Faktycznie może powstać nowa oś geopolityczna – Moskwa-Teheran-Delhi.
Federacja Rosyjska, jako imperium lądowe, dąży do kontroli szlaków lądowych, natomiast Wielka Brytania i USA (jako imperia morskie) dążą do kontrolowania cieśnin.
Dlatego Federacja Rosyjska buduje linie kolejowe do Chin i Iranu, a USA i Wielka Brytania wzmacniają flotę.
Rodzaj walki pomiędzy talasatami (thalas - morze) i telluriatami (telur - ziemia).
Konsekwencjami tego projektu są m.in.:
- Znacząca transformacja niszy geopolitycznej Armenii i w ogóle systemu stosunków na Zakaukaziu (wraz ze wzmocnieniem Turcji i Azerbejdżanu).

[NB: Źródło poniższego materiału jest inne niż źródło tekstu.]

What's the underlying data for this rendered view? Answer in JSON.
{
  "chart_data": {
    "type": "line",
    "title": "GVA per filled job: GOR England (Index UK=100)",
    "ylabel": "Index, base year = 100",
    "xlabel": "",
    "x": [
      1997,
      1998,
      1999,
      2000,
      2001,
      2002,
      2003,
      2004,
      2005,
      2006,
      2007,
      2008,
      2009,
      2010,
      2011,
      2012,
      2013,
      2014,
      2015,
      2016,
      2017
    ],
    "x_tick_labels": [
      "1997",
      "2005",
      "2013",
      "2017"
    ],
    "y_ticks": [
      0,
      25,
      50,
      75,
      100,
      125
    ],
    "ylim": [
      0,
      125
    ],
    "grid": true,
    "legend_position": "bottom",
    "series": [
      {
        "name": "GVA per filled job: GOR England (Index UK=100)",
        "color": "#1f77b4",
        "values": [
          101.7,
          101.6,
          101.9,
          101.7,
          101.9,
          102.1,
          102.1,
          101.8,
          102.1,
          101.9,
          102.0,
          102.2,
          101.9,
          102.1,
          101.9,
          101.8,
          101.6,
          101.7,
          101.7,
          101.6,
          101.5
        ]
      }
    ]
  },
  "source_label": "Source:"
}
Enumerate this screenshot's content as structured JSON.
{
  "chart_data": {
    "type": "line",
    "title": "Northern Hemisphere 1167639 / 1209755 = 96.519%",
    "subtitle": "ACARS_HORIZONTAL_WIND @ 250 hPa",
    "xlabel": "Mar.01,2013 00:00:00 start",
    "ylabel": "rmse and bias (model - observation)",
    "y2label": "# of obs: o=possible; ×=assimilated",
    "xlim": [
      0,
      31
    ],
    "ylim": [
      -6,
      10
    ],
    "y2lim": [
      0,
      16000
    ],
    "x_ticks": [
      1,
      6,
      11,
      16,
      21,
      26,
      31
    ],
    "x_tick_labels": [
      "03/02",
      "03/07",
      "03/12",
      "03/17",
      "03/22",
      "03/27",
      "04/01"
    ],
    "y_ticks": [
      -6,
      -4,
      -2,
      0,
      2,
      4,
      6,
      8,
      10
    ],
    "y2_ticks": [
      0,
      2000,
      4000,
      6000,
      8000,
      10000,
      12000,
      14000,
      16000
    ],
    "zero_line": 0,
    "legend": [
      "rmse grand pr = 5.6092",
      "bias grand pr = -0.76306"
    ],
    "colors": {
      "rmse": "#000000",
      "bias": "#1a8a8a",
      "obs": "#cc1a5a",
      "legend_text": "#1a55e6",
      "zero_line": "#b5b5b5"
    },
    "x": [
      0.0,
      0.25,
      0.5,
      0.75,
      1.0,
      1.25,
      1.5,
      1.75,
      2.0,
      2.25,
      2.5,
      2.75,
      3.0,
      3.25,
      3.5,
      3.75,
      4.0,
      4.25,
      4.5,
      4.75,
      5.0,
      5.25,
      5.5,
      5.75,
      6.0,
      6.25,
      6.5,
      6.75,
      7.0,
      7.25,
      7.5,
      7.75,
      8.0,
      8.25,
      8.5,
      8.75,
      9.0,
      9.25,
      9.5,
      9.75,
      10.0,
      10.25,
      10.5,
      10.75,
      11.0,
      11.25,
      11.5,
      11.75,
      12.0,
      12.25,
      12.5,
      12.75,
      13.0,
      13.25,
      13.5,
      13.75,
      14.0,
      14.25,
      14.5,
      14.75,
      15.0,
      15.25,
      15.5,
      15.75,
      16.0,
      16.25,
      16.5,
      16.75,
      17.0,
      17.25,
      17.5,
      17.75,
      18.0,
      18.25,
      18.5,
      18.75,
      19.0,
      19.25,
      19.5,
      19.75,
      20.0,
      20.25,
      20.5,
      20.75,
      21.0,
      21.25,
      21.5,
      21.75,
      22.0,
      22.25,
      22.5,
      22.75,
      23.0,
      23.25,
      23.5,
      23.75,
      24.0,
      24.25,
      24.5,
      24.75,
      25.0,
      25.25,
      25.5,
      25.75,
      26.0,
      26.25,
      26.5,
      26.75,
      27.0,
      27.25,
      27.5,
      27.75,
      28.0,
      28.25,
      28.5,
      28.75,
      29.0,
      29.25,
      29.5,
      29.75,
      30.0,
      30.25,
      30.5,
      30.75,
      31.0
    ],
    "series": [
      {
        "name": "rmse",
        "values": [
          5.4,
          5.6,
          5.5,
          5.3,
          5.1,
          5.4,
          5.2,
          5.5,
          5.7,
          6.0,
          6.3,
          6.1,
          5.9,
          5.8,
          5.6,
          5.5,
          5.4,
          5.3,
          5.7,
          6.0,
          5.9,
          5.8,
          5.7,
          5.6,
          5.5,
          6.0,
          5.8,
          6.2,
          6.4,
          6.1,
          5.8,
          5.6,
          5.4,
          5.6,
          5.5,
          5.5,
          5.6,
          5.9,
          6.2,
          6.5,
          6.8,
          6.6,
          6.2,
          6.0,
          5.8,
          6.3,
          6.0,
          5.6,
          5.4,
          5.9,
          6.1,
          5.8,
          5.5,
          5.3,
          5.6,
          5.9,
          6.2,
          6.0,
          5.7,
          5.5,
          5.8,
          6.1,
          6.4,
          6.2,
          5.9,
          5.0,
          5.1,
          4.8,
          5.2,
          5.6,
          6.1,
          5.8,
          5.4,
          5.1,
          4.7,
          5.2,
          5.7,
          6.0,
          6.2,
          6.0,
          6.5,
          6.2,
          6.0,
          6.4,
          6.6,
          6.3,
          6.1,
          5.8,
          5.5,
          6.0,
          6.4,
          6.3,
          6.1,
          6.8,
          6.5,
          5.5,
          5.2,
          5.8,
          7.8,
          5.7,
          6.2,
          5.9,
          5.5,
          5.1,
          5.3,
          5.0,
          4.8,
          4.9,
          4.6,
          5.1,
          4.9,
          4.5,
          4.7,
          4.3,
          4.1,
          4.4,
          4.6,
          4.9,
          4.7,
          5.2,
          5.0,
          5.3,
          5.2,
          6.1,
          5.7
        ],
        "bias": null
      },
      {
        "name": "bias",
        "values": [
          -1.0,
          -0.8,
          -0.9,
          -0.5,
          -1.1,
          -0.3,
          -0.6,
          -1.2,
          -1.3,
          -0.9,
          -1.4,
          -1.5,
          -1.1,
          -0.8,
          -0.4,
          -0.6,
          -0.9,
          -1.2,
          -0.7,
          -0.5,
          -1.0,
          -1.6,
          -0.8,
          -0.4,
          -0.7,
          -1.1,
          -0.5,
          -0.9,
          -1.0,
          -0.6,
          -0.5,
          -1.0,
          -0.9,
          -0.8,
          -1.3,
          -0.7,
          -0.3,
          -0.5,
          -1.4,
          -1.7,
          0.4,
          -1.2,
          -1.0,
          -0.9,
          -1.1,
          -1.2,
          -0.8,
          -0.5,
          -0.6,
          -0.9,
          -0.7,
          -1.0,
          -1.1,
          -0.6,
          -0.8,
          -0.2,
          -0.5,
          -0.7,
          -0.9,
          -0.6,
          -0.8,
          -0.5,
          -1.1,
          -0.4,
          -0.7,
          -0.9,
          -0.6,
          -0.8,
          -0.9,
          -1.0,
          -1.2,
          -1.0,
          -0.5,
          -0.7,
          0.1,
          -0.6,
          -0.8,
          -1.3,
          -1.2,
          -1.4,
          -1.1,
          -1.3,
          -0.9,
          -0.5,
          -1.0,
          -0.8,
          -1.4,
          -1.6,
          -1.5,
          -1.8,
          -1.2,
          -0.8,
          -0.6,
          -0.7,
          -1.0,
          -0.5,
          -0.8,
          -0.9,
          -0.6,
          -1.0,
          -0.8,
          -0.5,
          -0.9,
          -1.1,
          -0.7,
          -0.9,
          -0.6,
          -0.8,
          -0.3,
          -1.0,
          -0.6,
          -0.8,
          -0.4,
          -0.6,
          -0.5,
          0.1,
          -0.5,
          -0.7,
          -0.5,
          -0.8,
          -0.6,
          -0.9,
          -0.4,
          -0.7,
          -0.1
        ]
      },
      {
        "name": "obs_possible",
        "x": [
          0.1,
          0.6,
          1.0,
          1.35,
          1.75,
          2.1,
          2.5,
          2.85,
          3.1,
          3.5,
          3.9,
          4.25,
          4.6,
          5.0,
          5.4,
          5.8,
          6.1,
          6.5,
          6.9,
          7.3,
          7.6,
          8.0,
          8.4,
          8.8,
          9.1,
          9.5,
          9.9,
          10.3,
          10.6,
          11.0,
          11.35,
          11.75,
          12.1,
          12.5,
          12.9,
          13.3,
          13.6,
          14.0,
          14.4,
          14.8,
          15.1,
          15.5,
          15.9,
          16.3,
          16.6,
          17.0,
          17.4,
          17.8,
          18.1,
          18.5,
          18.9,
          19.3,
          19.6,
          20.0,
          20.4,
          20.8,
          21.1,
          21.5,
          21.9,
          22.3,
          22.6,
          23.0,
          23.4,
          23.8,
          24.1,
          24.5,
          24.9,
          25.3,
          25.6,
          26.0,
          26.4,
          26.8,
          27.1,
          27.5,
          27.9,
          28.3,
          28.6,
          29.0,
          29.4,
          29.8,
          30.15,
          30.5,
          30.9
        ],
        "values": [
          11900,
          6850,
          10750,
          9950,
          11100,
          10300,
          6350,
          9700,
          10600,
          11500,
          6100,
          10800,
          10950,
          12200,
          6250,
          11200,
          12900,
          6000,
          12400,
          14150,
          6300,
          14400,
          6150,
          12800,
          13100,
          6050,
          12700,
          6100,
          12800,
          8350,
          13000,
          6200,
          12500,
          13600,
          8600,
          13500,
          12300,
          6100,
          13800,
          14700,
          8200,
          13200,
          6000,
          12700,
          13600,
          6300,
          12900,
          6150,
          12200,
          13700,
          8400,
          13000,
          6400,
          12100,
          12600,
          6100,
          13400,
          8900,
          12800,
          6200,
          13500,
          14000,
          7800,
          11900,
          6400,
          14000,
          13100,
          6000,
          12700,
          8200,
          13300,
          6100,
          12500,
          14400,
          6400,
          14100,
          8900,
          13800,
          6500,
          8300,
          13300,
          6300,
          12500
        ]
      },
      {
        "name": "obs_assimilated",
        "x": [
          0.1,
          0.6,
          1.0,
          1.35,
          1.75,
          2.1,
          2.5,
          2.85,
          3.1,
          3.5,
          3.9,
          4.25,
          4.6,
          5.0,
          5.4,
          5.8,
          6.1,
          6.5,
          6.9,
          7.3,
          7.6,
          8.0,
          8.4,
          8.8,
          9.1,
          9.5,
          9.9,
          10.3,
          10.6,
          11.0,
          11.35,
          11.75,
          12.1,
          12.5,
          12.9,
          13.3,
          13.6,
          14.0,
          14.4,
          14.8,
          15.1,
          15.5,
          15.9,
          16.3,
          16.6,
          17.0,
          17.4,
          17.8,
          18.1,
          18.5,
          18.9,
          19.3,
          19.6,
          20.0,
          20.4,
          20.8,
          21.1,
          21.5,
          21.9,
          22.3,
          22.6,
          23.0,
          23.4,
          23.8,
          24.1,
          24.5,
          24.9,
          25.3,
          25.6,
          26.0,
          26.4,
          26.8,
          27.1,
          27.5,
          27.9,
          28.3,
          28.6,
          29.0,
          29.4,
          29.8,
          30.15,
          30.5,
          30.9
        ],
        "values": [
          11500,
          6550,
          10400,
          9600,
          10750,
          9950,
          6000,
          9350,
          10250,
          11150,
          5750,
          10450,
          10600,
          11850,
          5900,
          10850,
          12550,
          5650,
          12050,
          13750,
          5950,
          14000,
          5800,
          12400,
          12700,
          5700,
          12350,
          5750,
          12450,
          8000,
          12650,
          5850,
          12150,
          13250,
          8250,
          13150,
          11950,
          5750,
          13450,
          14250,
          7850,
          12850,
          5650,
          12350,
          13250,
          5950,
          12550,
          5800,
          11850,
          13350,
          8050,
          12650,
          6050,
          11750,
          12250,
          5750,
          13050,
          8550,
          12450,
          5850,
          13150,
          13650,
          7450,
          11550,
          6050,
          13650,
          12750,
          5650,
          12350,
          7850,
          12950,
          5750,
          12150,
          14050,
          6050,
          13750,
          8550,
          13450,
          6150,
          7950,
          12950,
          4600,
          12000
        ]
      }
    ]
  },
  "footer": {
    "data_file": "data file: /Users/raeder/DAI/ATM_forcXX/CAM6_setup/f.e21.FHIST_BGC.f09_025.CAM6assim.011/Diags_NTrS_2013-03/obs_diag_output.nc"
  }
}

- Wejście Iranu do globalnych łańcuchów logistycznych.
- Zacieśnienie unii gospodarczej między Indiami a Federacją Rosyjską.
- „Bezużyteczność” dla Federacji Rosyjskiej i Iranu Kanału Sueskiego, który może zostać całkowicie zablokowany w wyniku działań takich irańskich „pełnomocników”, jak Huti w Jemenie.
Czy Zachód może zatrzymać ten projekt? Tak, może.
Na przykład projekt „Spice Route” z Indii do UE, przywileje handlowe indyjskich towarów na rynku europejskim i zachodnie inwestycje – w zamian za odmowę udziału w projekcie „Północ-Południe”.
Blokowanie żeglugi z irańskich portów. Klęska Huti.
„Wpływ” na Azerbejdżan w zamian za otwarcie korytarza Zangezur (a tu już wpływ na Armenię).
Aby jednak zrealizować wszystko, co zostało wspomniane, Zachód musi w pełni „ujarzmić” ten temat. Powinna to być polityka systematyczna, długoterminowa, ustrukturyzowana i bardzo wieloaspektowa.
Taka klasa mistrzowska była możliwa dla Kissingera, Reagana, a nawet Bushów (młodszych i starszych). Szczerze mówiąc, nadal nie widzę odpowiedniej oceny tych zagrożeń i polityków w UE i USA, którzy mogliby powstrzymać to oczywiste geopolityczne tsunami.
Jeśli jednak nie zostanie to zatrzymane, konsekwencje będą kolosalne.